My reality was my attempts at running weren’t working and I was going to have to deal with this alone weekend thing. I asked for advice from a couple of trusted people and I took it. I made plans with friends to go out, fun plans just for myself, but I also left enough flex time to just be alone with no structure. For me, I knew I needed these three components to work through my fear and anxiety. The first night was a Friday night and I met my sister and friend for dinner. We ate, drank, laughed and had a fabulous time. I left smiling. So far this alone weekend thing was off to a good start. Then I slept in on Saturday and woke up refreshed! Oh my gosh, sleep! As the weekend went on I found my joy and confidence again. I drove to the mountains and went to a spa – all by myself. I worked out, met with friends and stayed home binge watching a few shows when some plans fell through. I found myself turning the proverbial corner from fear and anxiety into serenity and joy. The weekend I had feared was actually turning into a glorious weekend that resulted in a huge shift in my psyche.

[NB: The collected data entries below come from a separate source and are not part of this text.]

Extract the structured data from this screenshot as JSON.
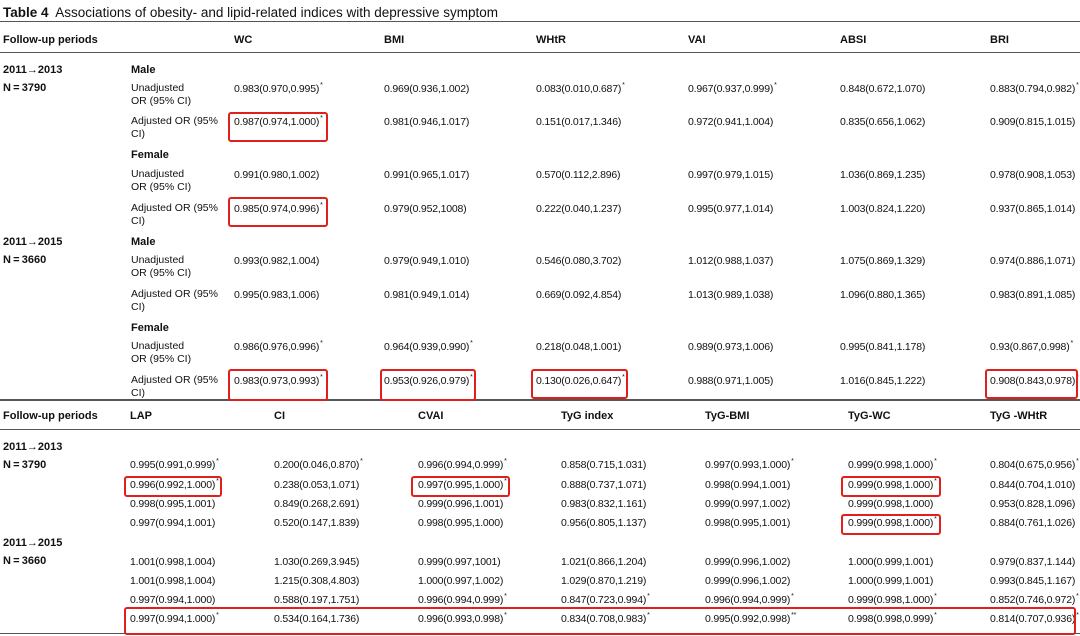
{
  "title": {
    "bold": "Table 4",
    "text": "Associations of obesity- and lipid-related indices with depressive symptom"
  },
  "top": {
    "header": {
      "period": "Follow-up periods",
      "cols": [
        "WC",
        "BMI",
        "WHtR",
        "VAI",
        "ABSI",
        "BRI"
      ]
    },
    "periods": [
      {
        "period": "2011→2013",
        "n": "N = 3790",
        "groups": [
          {
            "sex": "Male",
            "rows": [
              {
                "label1": "Unadjusted",
                "label2": "OR (95% CI)",
                "cells": [
                  [
                    "0.983(0.970,0.995)",
                    "*"
                  ],
                  [
                    "0.969(0.936,1.002)",
                    ""
                  ],
                  [
                    "0.083(0.010,0.687)",
                    "*"
                  ],
                  [
                    "0.967(0.937,0.999)",
                    "*"
                  ],
                  [
                    "0.848(0.672,1.070)",
                    ""
                  ],
                  [
                    "0.883(0.794,0.982)",
                    "*"
                  ]
                ]
              },
              {
                "label1": "Adjusted OR (95%",
                "label2": "CI)",
                "cells": [
                  [
                    "0.987(0.974,1.000)",
                    "*"
                  ],
                  [
                    "0.981(0.946,1.017)",
                    ""
                  ],
                  [
                    "0.151(0.017,1.346)",
                    ""
                  ],
                  [
                    "0.972(0.941,1.004)",
                    ""
                  ],
                  [
                    "0.835(0.656,1.062)",
                    ""
                  ],
                  [
                    "0.909(0.815,1.015)",
                    ""
                  ]
                ]
              }
            ]
          },
          {
            "sex": "Female",
            "rows": [
              {
                "label1": "Unadjusted",
                "label2": "OR (95% CI)",
                "cells": [
                  [
                    "0.991(0.980,1.002)",
                    ""
                  ],
                  [
                    "0.991(0.965,1.017)",
                    ""
                  ],
                  [
                    "0.570(0.112,2.896)",
                    ""
                  ],
                  [
                    "0.997(0.979,1.015)",
                    ""
                  ],
                  [
                    "1.036(0.869,1.235)",
                    ""
                  ],
                  [
                    "0.978(0.908,1.053)",
                    ""
                  ]
                ]
              },
              {
                "label1": "Adjusted OR (95%",
                "label2": "CI)",
                "cells": [
                  [
                    "0.985(0.974,0.996)",
                    "*"
                  ],
                  [
                    "0.979(0.952,1008)",
                    ""
                  ],
                  [
                    "0.222(0.040,1.237)",
                    ""
                  ],
                  [
                    "0.995(0.977,1.014)",
                    ""
                  ],
                  [
                    "1.003(0.824,1.220)",
                    ""
                  ],
                  [
                    "0.937(0.865,1.014)",
                    ""
                  ]
                ]
              }
            ]
          }
        ]
      },
      {
        "period": "2011→2015",
        "n": "N = 3660",
        "groups": [
          {
            "sex": "Male",
            "rows": [
              {
                "label1": "Unadjusted",
                "label2": "OR (95% CI)",
                "cells": [
                  [
                    "0.993(0.982,1.004)",
                    ""
                  ],
                  [
                    "0.979(0.949,1.010)",
                    ""
                  ],
                  [
                    "0.546(0.080,3.702)",
                    ""
                  ],
                  [
                    "1.012(0.988,1.037)",
                    ""
                  ],
                  [
                    "1.075(0.869,1.329)",
                    ""
                  ],
                  [
                    "0.974(0.886,1.071)",
                    ""
                  ]
                ]
              },
              {
                "label1": "Adjusted OR (95%",
                "label2": "CI)",
                "cells": [
                  [
                    "0.995(0.983,1.006)",
                    ""
                  ],
                  [
                    "0.981(0.949,1.014)",
                    ""
                  ],
                  [
                    "0.669(0.092,4.854)",
                    ""
                  ],
                  [
                    "1.013(0.989,1.038)",
                    ""
                  ],
                  [
                    "1.096(0.880,1.365)",
                    ""
                  ],
                  [
                    "0.983(0.891,1.085)",
                    ""
                  ]
                ]
              }
            ]
          },
          {
            "sex": "Female",
            "rows": [
              {
                "label1": "Unadjusted",
                "label2": "OR (95% CI)",
                "cells": [
                  [
                    "0.986(0.976,0.996)",
                    "*"
                  ],
                  [
                    "0.964(0.939,0.990)",
                    "*"
                  ],
                  [
                    "0.218(0.048,1.001)",
                    ""
                  ],
                  [
                    "0.989(0.973,1.006)",
                    ""
                  ],
                  [
                    "0.995(0.841,1.178)",
                    ""
                  ],
                  [
                    "0.93(0.867,0.998)",
                    "*"
                  ]
                ]
              },
              {
                "label1": "Adjusted OR (95%",
                "label2": "CI)",
                "cells": [
                  [
                    "0.983(0.973,0.993)",
                    "*"
                  ],
                  [
                    "0.953(0.926,0.979)",
                    "*"
                  ],
                  [
                    "0.130(0.026,0.647)",
                    "*"
                  ],
                  [
                    "0.988(0.971,1.005)",
                    ""
                  ],
                  [
                    "1.016(0.845,1.222)",
                    ""
                  ],
                  [
                    "0.908(0.843,0.978)",
                    "*"
                  ]
                ]
              }
            ]
          }
        ]
      }
    ]
  },
  "bottom": {
    "header": {
      "period": "Follow-up periods",
      "cols": [
        "LAP",
        "CI",
        "CVAI",
        "TyG index",
        "TyG-BMI",
        "TyG-WC",
        "TyG -WHtR"
      ]
    },
    "periods": [
      {
        "period": "2011→2013",
        "n": "N = 3790",
        "rows": [
          [
            [
              "0.995(0.991,0.999)",
              "*"
            ],
            [
              "0.200(0.046,0.870)",
              "*"
            ],
            [
              "0.996(0.994,0.999)",
              "*"
            ],
            [
              "0.858(0.715,1.031)",
              ""
            ],
            [
              "0.997(0.993,1.000)",
              "*"
            ],
            [
              "0.999(0.998,1.000)",
              "*"
            ],
            [
              "0.804(0.675,0.956)",
              "*"
            ]
          ],
          [
            [
              "0.996(0.992,1.000)",
              "*"
            ],
            [
              "0.238(0.053,1.071)",
              ""
            ],
            [
              "0.997(0.995,1.000)",
              "*"
            ],
            [
              "0.888(0.737,1.071)",
              ""
            ],
            [
              "0.998(0.994,1.001)",
              ""
            ],
            [
              "0.999(0.998,1.000)",
              "*"
            ],
            [
              "0.844(0.704,1.010)",
              ""
            ]
          ],
          [
            [
              "0.998(0.995,1.001)",
              ""
            ],
            [
              "0.849(0.268,2.691)",
              ""
            ],
            [
              "0.999(0.996,1.001)",
              ""
            ],
            [
              "0.983(0.832,1.161)",
              ""
            ],
            [
              "0.999(0.997,1.002)",
              ""
            ],
            [
              "0.999(0.998,1.000)",
              ""
            ],
            [
              "0.953(0.828,1.096)",
              ""
            ]
          ],
          [
            [
              "0.997(0.994,1.001)",
              ""
            ],
            [
              "0.520(0.147,1.839)",
              ""
            ],
            [
              "0.998(0.995,1.000)",
              ""
            ],
            [
              "0.956(0.805,1.137)",
              ""
            ],
            [
              "0.998(0.995,1.001)",
              ""
            ],
            [
              "0.999(0.998,1.000)",
              "*"
            ],
            [
              "0.884(0.761,1.026)",
              ""
            ]
          ]
        ]
      },
      {
        "period": "2011→2015",
        "n": "N = 3660",
        "rows": [
          [
            [
              "1.001(0.998,1.004)",
              ""
            ],
            [
              "1.030(0.269,3.945)",
              ""
            ],
            [
              "0.999(0.997,1001)",
              ""
            ],
            [
              "1.021(0.866,1.204)",
              ""
            ],
            [
              "0.999(0.996,1.002)",
              ""
            ],
            [
              "1.000(0.999,1.001)",
              ""
            ],
            [
              "0.979(0.837,1.144)",
              ""
            ]
          ],
          [
            [
              "1.001(0.998,1.004)",
              ""
            ],
            [
              "1.215(0.308,4.803)",
              ""
            ],
            [
              "1.000(0.997,1.002)",
              ""
            ],
            [
              "1.029(0.870,1.219)",
              ""
            ],
            [
              "0.999(0.996,1.002)",
              ""
            ],
            [
              "1.000(0.999,1.001)",
              ""
            ],
            [
              "0.993(0.845,1.167)",
              ""
            ]
          ],
          [
            [
              "0.997(0.994,1.000)",
              ""
            ],
            [
              "0.588(0.197,1.751)",
              ""
            ],
            [
              "0.996(0.994,0.999)",
              "*"
            ],
            [
              "0.847(0.723,0.994)",
              "*"
            ],
            [
              "0.996(0.994,0.999)",
              "*"
            ],
            [
              "0.999(0.998,1.000)",
              "*"
            ],
            [
              "0.852(0.746,0.972)",
              "*"
            ]
          ],
          [
            [
              "0.997(0.994,1.000)",
              "*"
            ],
            [
              "0.534(0.164,1.736)",
              ""
            ],
            [
              "0.996(0.993,0.998)",
              "*"
            ],
            [
              "0.834(0.708,0.983)",
              "*"
            ],
            [
              "0.995(0.992,0.998)",
              "**"
            ],
            [
              "0.998(0.998,0.999)",
              "*"
            ],
            [
              "0.814(0.707,0.936)",
              "*"
            ]
          ]
        ]
      }
    ]
  },
  "colors": {
    "highlight": "#e0201c",
    "rule": "#555555"
  }
}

For me, the fear of loneliness was bigger than actually being alone. When I broke down the fear, it was based on old stories that I had been telling myself. None of which were relevant or true. The truth revealed itself that weekend in serenity and contentment. I realized that I’m complete on my own and at peace. I’m not saying that I didn’t have moments of feeling lonely, but they were just moments and they passed. The weekend alone also helped get me in touch with what I like, what I want to do and who I want to be. No one wants to be Julia Roberts in Runaway Bride, always afraid of being alone and just adopting whatever her guy likes. Barf. No thanks.
I’m learning that there are no short-cuts to this life thing. You have to really feel, think and be present in life in order to really live it. You also have to go through the tough stuff, because you can’t outrun ‘the angry bee’ forever. One of my favorite reminders says, ‘So far my track record for surviving bad days is 100%. Those are pretty good odds.’